Deutsche Meisterschaften im Schwimmen

Rein ins Becken: Paul Biedermann ist wieder da

(Foto: dpa)

Paul Biedermanns Weltrekord-Rennen im Schwimmen liegen schon lange zurück, eine Pause brachte ihn zusätzlich ins Grübeln. Jetzt zeigt er mit drei deutschen Meistertiteln, dass bei der EM im Sommer in Berlin wieder mit ihm zu rechnen ist.

Fünf Jahre sind eine lange Zeit, im Leben eines Spitzensportlers sind sie sogar eine kleine Ewigkeit. Vor knapp fünf Jahren wurde Paul Biedermann zu einer Art nationaler Berühmtheit. Zwei Titel bei der WM 2009 in Rom, zwei Weltrekorde, Michael Phelps gedemütigt, den Papst besucht. Die Ereignisse überschlugen sich damals für den Schwimmer aus Halle an der Saale. Benedikt XVI. setzte sich sogar eine Schirmmütze auf, die Biedermann ihm überreicht hatte, an das ulkige Bild erinnern sich manche Leute bis heute.

Zwei Jahre sind auch keine ganz kurze Zeit im Leben eines Berufsschwimmers, der täglich im Chlorwasser seine Bahnen zieht. 3500 Trainingskilometer kommen in der Zeit schon mal zusammen. Vor knapp zwei Jahren, bei Olympia 2012 in London, hat Paul Biedermann seinen bisher letzten großen Wettkampf im 50-Meter-Becken bestritten.

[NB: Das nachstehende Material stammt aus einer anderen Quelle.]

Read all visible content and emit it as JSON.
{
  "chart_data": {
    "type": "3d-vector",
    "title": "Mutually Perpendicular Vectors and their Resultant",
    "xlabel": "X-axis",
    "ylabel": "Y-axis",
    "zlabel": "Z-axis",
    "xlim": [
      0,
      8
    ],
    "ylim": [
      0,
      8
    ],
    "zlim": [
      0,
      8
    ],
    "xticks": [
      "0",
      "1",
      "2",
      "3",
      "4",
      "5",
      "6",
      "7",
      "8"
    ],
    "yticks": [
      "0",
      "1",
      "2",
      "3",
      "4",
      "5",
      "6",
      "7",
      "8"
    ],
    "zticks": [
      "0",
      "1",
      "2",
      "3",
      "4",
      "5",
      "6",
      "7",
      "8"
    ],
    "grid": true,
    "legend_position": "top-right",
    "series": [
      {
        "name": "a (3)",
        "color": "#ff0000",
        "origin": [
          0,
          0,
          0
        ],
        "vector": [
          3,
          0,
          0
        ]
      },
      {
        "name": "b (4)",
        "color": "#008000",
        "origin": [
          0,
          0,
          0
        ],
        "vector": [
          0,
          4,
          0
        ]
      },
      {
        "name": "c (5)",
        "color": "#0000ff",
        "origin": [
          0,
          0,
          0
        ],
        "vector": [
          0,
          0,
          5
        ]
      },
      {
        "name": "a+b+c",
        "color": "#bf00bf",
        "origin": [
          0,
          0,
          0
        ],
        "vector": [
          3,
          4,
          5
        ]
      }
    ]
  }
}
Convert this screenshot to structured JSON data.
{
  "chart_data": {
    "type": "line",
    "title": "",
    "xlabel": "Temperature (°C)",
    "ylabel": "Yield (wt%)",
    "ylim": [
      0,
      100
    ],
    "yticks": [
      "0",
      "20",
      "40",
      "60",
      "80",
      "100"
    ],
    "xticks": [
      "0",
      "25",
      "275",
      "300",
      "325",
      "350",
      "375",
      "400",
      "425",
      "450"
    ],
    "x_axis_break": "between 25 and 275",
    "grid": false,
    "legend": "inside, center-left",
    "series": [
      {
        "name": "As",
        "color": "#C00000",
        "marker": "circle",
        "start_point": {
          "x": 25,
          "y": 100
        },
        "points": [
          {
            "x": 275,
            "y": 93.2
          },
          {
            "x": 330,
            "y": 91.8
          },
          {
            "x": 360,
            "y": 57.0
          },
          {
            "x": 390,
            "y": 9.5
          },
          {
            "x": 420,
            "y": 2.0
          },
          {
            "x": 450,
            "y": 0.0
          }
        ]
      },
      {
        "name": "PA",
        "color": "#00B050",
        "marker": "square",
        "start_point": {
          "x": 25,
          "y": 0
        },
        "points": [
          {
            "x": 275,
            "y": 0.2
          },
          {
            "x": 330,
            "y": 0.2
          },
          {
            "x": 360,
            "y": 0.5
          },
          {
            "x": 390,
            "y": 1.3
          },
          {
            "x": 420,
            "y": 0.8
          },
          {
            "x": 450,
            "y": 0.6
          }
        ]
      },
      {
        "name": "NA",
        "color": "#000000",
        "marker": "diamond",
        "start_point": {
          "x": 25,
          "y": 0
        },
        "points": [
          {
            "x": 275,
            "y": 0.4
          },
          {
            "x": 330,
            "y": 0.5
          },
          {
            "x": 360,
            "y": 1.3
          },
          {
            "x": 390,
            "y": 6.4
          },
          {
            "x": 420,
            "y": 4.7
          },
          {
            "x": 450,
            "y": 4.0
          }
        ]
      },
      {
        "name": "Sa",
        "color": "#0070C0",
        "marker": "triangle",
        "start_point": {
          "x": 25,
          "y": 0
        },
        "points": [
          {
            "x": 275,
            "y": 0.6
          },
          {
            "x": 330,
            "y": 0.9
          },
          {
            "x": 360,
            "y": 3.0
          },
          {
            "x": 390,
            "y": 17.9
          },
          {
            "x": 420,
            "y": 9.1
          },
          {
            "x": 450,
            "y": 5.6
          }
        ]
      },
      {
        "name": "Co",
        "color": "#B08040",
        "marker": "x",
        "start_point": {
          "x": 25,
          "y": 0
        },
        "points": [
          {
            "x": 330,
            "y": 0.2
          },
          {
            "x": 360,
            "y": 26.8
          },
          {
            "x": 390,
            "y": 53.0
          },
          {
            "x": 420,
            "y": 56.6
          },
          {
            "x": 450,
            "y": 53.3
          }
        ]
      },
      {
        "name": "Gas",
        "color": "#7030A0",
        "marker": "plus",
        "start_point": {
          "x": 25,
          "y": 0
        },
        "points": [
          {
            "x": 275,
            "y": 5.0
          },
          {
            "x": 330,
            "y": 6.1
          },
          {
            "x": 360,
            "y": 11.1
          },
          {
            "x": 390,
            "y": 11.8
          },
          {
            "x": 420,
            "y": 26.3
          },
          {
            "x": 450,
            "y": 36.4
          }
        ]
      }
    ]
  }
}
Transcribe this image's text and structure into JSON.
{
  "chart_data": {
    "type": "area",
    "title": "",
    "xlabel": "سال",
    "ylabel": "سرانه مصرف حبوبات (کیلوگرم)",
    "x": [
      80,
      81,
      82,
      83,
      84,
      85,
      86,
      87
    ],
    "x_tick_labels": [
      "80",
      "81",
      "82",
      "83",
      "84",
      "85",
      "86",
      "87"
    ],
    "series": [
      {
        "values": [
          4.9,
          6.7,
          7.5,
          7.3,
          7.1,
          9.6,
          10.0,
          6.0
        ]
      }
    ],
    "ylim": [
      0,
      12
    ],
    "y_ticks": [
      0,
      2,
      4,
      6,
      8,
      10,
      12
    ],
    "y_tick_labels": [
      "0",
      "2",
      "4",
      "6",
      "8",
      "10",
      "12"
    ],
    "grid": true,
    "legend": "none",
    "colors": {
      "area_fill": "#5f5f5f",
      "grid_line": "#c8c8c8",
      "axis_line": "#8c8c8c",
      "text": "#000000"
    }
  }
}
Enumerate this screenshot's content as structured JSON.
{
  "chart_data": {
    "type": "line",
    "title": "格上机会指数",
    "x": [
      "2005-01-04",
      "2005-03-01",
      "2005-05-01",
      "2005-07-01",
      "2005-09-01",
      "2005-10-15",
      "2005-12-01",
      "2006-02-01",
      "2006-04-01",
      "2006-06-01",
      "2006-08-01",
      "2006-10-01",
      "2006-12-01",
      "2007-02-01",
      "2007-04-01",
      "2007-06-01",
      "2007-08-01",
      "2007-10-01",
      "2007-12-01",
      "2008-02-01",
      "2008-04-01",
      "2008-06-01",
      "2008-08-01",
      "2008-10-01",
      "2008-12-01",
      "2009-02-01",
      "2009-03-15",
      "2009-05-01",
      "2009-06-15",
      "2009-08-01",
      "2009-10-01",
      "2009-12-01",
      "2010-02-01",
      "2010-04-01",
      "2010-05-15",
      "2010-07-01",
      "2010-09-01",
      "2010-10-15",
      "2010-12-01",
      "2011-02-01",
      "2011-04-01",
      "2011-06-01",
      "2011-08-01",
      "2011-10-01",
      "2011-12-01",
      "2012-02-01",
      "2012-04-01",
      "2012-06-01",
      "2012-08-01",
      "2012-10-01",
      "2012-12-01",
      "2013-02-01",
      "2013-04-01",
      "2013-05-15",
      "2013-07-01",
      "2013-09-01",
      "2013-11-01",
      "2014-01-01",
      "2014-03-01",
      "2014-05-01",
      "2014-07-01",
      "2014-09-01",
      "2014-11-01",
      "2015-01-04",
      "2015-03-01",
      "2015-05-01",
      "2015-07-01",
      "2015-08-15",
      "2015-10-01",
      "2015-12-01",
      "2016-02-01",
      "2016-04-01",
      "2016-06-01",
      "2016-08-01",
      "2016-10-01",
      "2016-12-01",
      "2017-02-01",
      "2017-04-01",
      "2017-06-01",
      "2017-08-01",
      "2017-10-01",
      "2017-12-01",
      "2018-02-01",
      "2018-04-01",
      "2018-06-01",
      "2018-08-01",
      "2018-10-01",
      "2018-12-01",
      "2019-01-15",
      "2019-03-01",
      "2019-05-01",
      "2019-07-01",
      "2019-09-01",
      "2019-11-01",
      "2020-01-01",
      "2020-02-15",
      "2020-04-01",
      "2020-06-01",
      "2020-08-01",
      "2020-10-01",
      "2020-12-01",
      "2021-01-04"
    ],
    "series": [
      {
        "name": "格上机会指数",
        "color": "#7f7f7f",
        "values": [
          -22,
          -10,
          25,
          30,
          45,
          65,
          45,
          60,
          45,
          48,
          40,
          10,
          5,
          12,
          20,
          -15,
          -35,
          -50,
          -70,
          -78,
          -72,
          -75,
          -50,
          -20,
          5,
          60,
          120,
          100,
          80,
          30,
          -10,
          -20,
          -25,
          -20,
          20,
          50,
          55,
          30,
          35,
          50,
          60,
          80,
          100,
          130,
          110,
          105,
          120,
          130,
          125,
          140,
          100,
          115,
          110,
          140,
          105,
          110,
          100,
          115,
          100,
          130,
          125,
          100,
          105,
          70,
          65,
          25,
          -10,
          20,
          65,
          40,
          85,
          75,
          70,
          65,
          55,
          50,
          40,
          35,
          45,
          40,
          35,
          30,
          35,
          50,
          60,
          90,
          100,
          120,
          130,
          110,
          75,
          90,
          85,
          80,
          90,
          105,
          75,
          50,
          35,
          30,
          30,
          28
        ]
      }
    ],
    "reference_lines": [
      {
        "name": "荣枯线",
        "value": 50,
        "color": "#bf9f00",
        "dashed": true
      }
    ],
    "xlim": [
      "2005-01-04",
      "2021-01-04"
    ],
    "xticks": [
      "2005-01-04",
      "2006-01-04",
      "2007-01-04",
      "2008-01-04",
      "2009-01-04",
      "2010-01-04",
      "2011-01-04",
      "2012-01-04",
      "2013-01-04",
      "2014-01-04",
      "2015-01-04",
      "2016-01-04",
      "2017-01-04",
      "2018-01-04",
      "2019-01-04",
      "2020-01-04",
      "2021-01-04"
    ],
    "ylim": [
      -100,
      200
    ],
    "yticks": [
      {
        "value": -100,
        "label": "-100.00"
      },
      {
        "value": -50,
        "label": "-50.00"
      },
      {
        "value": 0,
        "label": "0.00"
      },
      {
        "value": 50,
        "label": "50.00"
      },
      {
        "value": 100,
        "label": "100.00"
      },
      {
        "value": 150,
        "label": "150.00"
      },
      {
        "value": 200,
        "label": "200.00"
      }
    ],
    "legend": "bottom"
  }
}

Aber auch ein halbes Jahr kann sich hinziehen. So lange hat Biedermann eine Auszeit genommen, nachdem er 2013 wegen diverser Erkältungen auf die WM in Barcelona verzichten musste. Sechs Monate, in denen ihm einerseits etwas fehlte: das Schwimmen. Die ihm aber auch genug Abstand gaben, um jetzt gelassener auf den Betrieb zu schauen. Und, das auch: "Viel Zeit zum Zweifeln."

Was zweifelt man da so?

"Na ja", sagt Biedermann. Er ist jetzt wieder zurück, deutsche Meisterschaften in Berlin, er muss wieder vor jedem Gespräch mit den Medien die Mütze seines Sponsors aufsetzen, sein Brustkorb sieht wieder so ausmodelliert aus, als sei er von Michelangelo aus Marmor geformt. "Man fragt sich zum Beispiel: Wie alt bist du eigentlich?" Vielleicht zu alt für das alles?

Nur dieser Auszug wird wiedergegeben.